Debbie tells me that a couple nurses in OB were still wearing their caps up until a couple years ago.
Finally, we say goodbye and thank you and hug and walk around to the front of the hospital and into the park, where I remember walking with one of my psychiatric patients after she’d come out of a catatonic state. I look up and remember watching a sunrise from what I think was a surgical floor lounge.
We go inside, but nothing looks familiar. And a lady shorter than me by inches, a volunteer, Florence, asks if she can help us, but I can’t talk again. And Dennis tells her why we are there, and she tells me she worked there in recovery when I was a student. She doesn’t remember me, and I don’t remember her, but we talk about the doctors and nurses, and she tells me of some who have passed on and we share stories. She says she doesn’t recognize most of the hospital herself anymore, and that even the cafeteria is different. So we say goodbye and don’t go past the information desk.
And we walk back to the car, and I’m not crying anymore, but I’m tired and thirsty. And I’m quiet, as my mind tunnels back in time and breaks through to more blurred memories.
But I’m confused about the tears–tears that did not come even when I sat in front of my childhood home or the now empty lot where my grandparents’ home stood.
Maybe it was the going in. The going deep. The touching. Hearing echoes in the halls. Brushing away cobwebs.
Because those two years, more than any others, consumed me and defined a large part of who I am.
And getting inside? Pretty much a God thing.

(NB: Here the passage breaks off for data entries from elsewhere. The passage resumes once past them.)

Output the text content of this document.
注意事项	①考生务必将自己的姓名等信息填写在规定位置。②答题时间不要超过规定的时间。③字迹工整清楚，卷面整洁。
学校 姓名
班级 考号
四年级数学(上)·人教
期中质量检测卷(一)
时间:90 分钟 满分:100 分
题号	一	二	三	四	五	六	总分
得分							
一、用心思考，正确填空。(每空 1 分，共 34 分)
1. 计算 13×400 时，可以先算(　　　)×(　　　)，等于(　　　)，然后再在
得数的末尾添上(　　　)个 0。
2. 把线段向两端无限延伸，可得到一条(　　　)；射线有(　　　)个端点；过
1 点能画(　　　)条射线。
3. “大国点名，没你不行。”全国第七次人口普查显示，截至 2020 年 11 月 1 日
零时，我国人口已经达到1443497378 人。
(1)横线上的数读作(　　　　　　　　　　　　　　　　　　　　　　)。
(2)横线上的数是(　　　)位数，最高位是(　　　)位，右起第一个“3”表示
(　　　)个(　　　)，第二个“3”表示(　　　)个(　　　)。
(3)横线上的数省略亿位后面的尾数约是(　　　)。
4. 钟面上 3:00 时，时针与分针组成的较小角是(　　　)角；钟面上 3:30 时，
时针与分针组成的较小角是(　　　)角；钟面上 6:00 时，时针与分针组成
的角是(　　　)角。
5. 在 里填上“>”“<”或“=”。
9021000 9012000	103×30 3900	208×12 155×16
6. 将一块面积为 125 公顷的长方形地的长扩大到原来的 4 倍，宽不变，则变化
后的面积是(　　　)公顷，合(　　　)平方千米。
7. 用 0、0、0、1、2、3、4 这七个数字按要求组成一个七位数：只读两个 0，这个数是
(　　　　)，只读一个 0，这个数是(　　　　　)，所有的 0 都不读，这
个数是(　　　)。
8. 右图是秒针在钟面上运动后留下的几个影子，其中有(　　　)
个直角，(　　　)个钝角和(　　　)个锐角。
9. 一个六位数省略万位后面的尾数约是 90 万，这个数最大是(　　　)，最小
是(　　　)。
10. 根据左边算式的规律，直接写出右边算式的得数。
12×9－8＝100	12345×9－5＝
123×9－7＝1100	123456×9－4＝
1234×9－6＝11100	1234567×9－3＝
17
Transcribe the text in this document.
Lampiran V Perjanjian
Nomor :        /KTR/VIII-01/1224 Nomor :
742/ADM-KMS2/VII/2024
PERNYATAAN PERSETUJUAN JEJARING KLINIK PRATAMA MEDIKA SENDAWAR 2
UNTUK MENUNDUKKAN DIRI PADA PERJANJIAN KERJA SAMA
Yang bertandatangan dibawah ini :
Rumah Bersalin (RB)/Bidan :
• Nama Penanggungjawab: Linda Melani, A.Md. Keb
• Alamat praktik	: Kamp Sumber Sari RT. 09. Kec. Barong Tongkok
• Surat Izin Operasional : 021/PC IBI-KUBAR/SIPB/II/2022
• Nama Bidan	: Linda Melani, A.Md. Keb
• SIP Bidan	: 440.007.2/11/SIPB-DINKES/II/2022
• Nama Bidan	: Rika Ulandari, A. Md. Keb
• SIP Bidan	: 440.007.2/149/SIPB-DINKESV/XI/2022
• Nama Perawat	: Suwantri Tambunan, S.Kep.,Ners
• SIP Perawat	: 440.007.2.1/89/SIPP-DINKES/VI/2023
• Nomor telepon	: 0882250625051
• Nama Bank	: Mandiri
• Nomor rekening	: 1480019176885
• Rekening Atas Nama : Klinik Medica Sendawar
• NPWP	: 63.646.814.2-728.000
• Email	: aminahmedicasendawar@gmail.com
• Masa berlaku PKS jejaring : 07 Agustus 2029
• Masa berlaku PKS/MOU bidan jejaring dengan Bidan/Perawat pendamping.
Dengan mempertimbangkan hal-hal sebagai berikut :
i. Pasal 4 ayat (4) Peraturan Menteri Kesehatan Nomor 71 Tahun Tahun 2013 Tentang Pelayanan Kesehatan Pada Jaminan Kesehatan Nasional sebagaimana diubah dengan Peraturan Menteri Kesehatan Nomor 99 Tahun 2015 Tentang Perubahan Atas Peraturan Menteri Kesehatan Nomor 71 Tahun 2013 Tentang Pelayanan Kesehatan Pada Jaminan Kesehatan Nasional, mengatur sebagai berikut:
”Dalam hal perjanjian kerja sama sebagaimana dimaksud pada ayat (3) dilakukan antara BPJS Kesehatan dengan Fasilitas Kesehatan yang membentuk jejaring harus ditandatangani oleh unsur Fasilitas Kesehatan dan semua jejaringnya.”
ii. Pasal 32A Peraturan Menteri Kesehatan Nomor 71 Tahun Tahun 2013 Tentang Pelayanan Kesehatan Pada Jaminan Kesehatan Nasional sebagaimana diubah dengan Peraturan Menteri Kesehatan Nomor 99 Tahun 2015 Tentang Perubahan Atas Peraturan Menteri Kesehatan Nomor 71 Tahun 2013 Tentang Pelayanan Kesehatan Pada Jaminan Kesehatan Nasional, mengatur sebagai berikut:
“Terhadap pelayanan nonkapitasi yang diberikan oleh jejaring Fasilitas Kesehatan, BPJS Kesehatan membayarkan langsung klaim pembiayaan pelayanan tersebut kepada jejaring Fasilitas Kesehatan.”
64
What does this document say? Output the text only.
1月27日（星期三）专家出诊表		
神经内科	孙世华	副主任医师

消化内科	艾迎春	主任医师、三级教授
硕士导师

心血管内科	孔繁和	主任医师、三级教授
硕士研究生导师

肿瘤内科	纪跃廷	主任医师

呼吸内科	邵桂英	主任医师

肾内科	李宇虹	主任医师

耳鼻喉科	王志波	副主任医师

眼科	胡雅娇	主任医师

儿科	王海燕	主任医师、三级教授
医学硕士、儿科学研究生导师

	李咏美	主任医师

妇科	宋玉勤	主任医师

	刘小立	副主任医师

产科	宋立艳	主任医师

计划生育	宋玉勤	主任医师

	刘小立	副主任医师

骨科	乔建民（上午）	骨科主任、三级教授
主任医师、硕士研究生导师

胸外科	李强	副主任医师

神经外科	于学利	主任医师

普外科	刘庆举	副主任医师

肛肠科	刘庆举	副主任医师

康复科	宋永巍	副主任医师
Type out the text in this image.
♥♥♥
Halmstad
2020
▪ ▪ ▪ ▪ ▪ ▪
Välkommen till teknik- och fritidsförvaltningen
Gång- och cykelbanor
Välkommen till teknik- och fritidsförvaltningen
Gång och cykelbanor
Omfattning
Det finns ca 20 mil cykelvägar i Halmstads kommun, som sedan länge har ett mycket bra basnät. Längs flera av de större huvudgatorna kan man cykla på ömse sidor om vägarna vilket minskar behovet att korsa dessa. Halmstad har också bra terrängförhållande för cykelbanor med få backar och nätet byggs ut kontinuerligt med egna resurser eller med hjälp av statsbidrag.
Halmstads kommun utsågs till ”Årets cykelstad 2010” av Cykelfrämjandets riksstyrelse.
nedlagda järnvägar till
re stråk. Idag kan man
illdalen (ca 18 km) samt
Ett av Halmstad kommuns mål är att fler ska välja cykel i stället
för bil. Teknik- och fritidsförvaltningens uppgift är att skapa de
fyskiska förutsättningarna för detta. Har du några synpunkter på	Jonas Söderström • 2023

Celebrating National Nurses Week
May 6-12, 2012
Megan Willome says
You took judo?
Seriously, this is so good, and I am proud of people like you. My best friend is a nurse, and she is my first call before the doctor. Nurses know best!
journeytoepiphany says
Significant places have this affect on me. In fact, it is the significance of places that opens up my historical fiction novel….I loved this because I feel as though I got to know you so much better having read it. Thank you friend!
Jennifer@GDWJ says
Tears often jump and surprise me like that, too, Sandy.